I was about ten or eleven years old, my older brother was thirteen or fourteen, and my younger brother was seven or eight.  As we stood there leaning on the rails of the corral somewhere in Texas, watching our cousins getting ready to ride, we saw the Texan rise up in my Dad.  He saw the Texas animals, smelled that Texas dirt, and asked us a very Texas question:  “Boys, do you want to ride?”

So there we were, with our cousins and other insane folks, waiting to ride a bull.  We weren’t the youngest in line, but we were the least experienced.  Some kids were barely out of diapers, but they had a bull bag and boots.  (A bull bag holds all the materials required for riding a bull:  ropes, gloves, last will and testament…)
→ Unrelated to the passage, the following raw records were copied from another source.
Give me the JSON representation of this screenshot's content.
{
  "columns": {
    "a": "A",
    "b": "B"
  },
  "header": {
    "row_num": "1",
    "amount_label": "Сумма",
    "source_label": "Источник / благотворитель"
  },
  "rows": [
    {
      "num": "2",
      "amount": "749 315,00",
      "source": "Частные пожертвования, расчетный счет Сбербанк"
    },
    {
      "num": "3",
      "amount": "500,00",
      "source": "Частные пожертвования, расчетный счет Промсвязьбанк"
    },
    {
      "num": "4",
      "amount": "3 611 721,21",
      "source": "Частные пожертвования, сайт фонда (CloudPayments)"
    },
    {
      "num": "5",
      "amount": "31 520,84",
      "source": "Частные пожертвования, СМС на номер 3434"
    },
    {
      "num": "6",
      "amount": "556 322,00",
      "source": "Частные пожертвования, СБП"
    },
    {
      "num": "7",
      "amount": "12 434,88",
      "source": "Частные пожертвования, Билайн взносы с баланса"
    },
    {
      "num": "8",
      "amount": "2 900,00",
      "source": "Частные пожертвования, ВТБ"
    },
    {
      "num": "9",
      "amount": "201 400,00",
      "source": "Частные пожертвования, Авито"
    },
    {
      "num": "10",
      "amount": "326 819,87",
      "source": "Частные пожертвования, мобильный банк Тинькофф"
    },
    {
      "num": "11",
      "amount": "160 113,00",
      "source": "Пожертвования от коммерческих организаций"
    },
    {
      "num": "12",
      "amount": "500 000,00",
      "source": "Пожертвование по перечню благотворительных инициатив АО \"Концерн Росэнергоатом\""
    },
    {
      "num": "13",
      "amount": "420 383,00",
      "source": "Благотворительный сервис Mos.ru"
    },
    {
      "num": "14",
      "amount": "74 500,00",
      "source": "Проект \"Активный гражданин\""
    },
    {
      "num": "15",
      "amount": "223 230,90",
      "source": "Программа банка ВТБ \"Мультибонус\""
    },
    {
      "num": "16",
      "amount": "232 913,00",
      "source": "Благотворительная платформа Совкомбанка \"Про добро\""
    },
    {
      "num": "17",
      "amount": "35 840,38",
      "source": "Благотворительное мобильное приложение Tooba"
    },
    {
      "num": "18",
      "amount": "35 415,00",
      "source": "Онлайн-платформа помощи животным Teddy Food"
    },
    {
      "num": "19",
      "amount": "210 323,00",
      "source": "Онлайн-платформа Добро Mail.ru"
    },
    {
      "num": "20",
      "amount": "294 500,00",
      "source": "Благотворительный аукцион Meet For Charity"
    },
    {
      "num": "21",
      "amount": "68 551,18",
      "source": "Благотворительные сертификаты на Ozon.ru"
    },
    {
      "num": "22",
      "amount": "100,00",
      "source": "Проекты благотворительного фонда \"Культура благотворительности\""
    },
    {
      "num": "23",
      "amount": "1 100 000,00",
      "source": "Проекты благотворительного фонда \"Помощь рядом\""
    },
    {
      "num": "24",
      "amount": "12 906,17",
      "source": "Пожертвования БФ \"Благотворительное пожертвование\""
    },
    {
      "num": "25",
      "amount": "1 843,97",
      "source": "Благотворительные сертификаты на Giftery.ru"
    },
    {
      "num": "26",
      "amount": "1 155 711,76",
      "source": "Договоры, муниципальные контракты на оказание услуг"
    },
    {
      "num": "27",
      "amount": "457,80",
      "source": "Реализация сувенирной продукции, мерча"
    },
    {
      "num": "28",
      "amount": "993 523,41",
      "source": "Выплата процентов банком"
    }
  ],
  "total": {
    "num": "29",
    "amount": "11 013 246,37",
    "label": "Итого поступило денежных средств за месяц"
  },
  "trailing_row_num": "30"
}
Like a fool I thought, “This is going to be fun.”  Then, the first boy climbed into the chute. 

I watched him get on a bull that was the size of a Chevy Suburban.  This animal was huge, and this boy wasn’t physically comparable.  In fact, he was about the size of an overweight house cat, so this match was not looking good for him.  But he was confident. 

That boy tied himself to the back of the animal, spit, nodded his head, and held on tight.  The gate swung wide and the bull headed for the top rail of the corral.  For the uninformed, a bull does not usually jump, except when a bull rider happens to be sitting on his back.  Thus, a bull turns into a husky kangaroo every time a rider alights on him.  The bull tried to jump on the top rail of that corral two or three times before the boy thought it expedient for him to exit the arena.  The boy let go of the rope, which was his first mistake.   By letting go of the rope, the rider released the tether by which he was connected to the largest animal in the corral. The bull didn’t like it.  The bull communicated his dislike by quickly breaking that boy’s arm. 

We all heard his arm break.  

The boy got up from the dirt and tried to pick up his rope.  His left arm didn’t work. 
Actually, it worked pretty well as a compass.  His arm dangled there, but it pointed due north at all times.

I stood there, in the dirt, reconsidering this bull ride.  At that point, though, I was picked up by my shirt and loaded onto Geronimo.  To me, this bull looked like an elephant with horns. He was big and getting bigger all the time. Looking back, it was probably a little larger than the average billy goat, but I was convinced Geronimo was unusually large.  As I sat there, I looked at the large, dirty, hairy man who had pulled me up and put me on Geronimo.  I said, “What do I do now?”

I looked around the corral at the knowing and smiling faces, and I knew I wasn’t going to get the answer I needed. 

I did get an answer, though:  “Every ride’s different.  Just hold on tight.”

I said, “Ok.”  And then I nodded my head. 

If you have never watched bull riding, the nodded head is the sign to open the gate.  I didn’t know that.  They didn’t tell me that. 

Before I could catch my breath or think, Geronimo was out on a dead sprint to the other side of the corral.  The first boy got a bull who knew how to buck.  I got a bull who knew how to run.  It was more like riding a motorcycle than riding a bull and I got one of the easiest—and quickest—bull rides in rodeo history. 

By the time that gate was open, I was on the ground wondering if my arm could tell me where the concession stand was.  It wasn’t broken, and neither were any of my limbs. 

That rodeo sounds scary and dangerous and little crazy, but I got the right bull.  Most people aren’t prepared for that kind of situation, regardless the advice given.  Experience is the only way you know you’re ready to ride a bull, no matter how many rides you see. There in that small corral, I got the right bull.  I couldn’t have handled any of the other kinds of bull that day, but I could handle Geronimo. 

It’s like fatherhood.  I could watch other fathers go through their struggles and confusions and injuries even, but that didn’t prepare me like being a father myself.  I figured that, like watching rodeo doesn’t prepare you to ride a bull, hearing other father’s tales of fatherhood doesn’t prepare you much for fatherhood.  When I got conditioned to the idea that I wasn’t ready for being a Dad, I was already on my way.   Plus, the advice I got was about the same as the advice I got when I was sitting on Geronimo:  “Hold on tight.  Every ride’s different.”